Question: As it has been found that stress promotes positive interactions mediated by physical amelioration of the environment, is it possible that interactions may turn positive with increasing chronic anthropogenic disturbance (CAD) intensity? Also, is it possible that species that do not tolerate disturbance may require environmental amelioration by their neighbours in disturbed areas, whereas tolerant species may not?
Location: The semi-arid grassland in Concepción Buenavista, Oaxaca, southern Mexico.
Methods: We assessed interaction intensity and importance through a neighbour removal experiment along a CAD gradient for three species differing in disturbance tolerance. Water potential was monitored on vegetated and bare soil.
Results: A shift from competitive effects in low CAD sites to positive interactions in degraded sites was found. The disturbance-tolerant species did not respond to CAD, whereas the less tolerant species changed its interactions drastically in terms of growth and reproduction. The species with medium tolerance had an intermediate response. Neighbours promoted germination in all species. Vegetation removal reduced soil humidity.
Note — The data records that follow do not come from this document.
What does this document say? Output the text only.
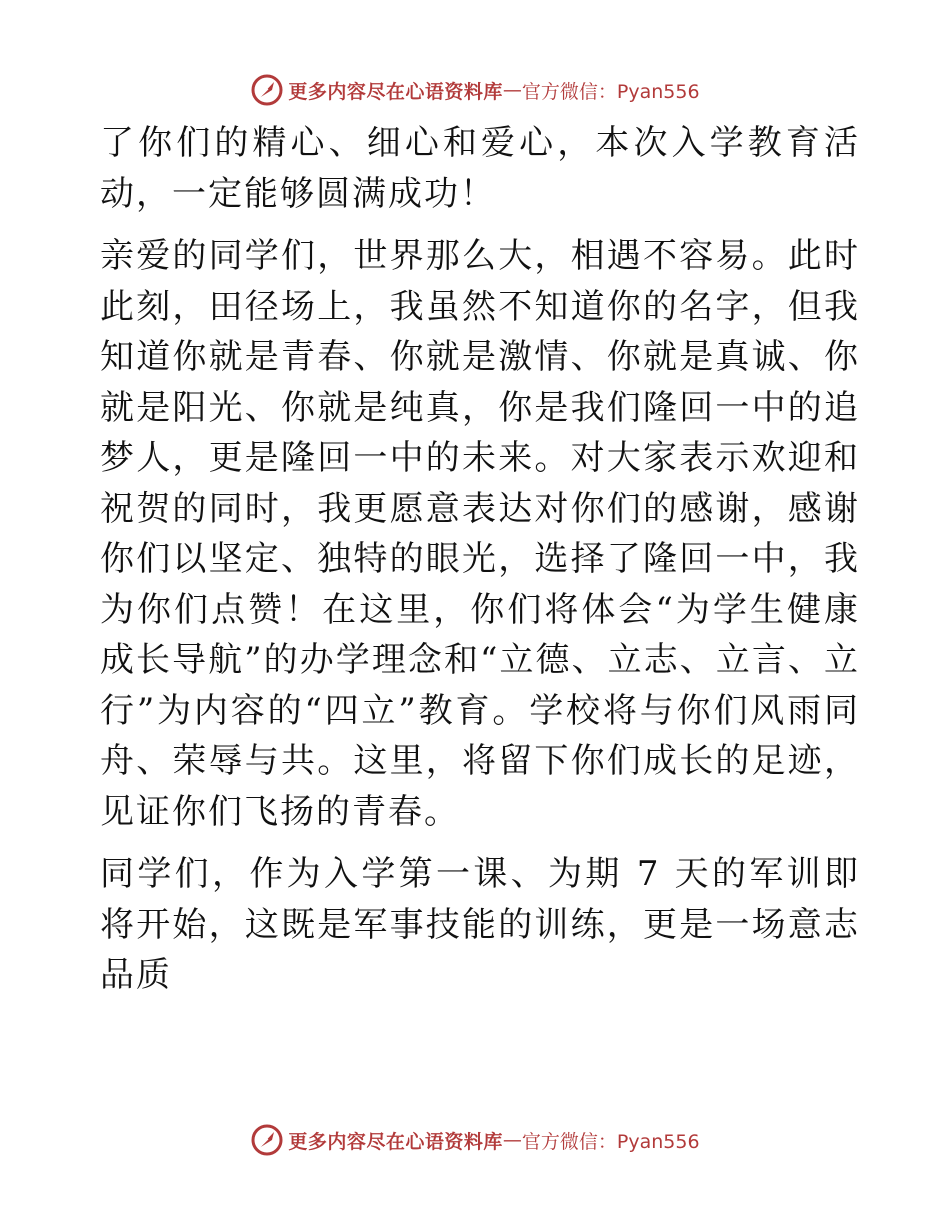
更多内容尽在心语资料库 — 官方微信：Pyan556

了你们的精心、细心和爱心，本次入学教育活动，一定能够圆满成功！

亲爱的同学们，世界那么大，相遇不容易。此时此刻，田径场上，我虽然不知道你的名字，但我知道你就是青春、你就是激情、你就是真诚、你就是阳光、你就是纯真，你是我们隆回一中的追梦人，更是隆回一中的未来。对大家表示欢迎和祝贺的同时，我更愿意表达对你们的感谢，感谢你们以坚定、独特的眼光，选择了隆回一中，我为你们点赞！在这里，你们将体会“为学生健康成长导航”的办学理念和“立德、立志、立言、立行”为内容的“四立”教育。学校将与你们风雨同舟、荣辱与共。这里，将留下你们成长的足迹，见证你们飞扬的青春。

同学们，作为入学第一课、为期 7 天的军训即将开始，这既是军事技能的训练，更是一场意志品质

更多内容尽在心语资料库 — 官方微信：Pyan556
Conclusions: Positive interactions seemingly resulted from the amelioration of the abiotic stresses induced by vegetation removal. The dependence on neighbours to germinate, grow, or reproduce suggests that if CAD eliminates the plant cover, vegetation will hardly recover. Irreversible changes are known to occur in communities where positive interactions predominate, but CAD may set the conditions for irreversible shifts even in communities where interactions are normally competitive.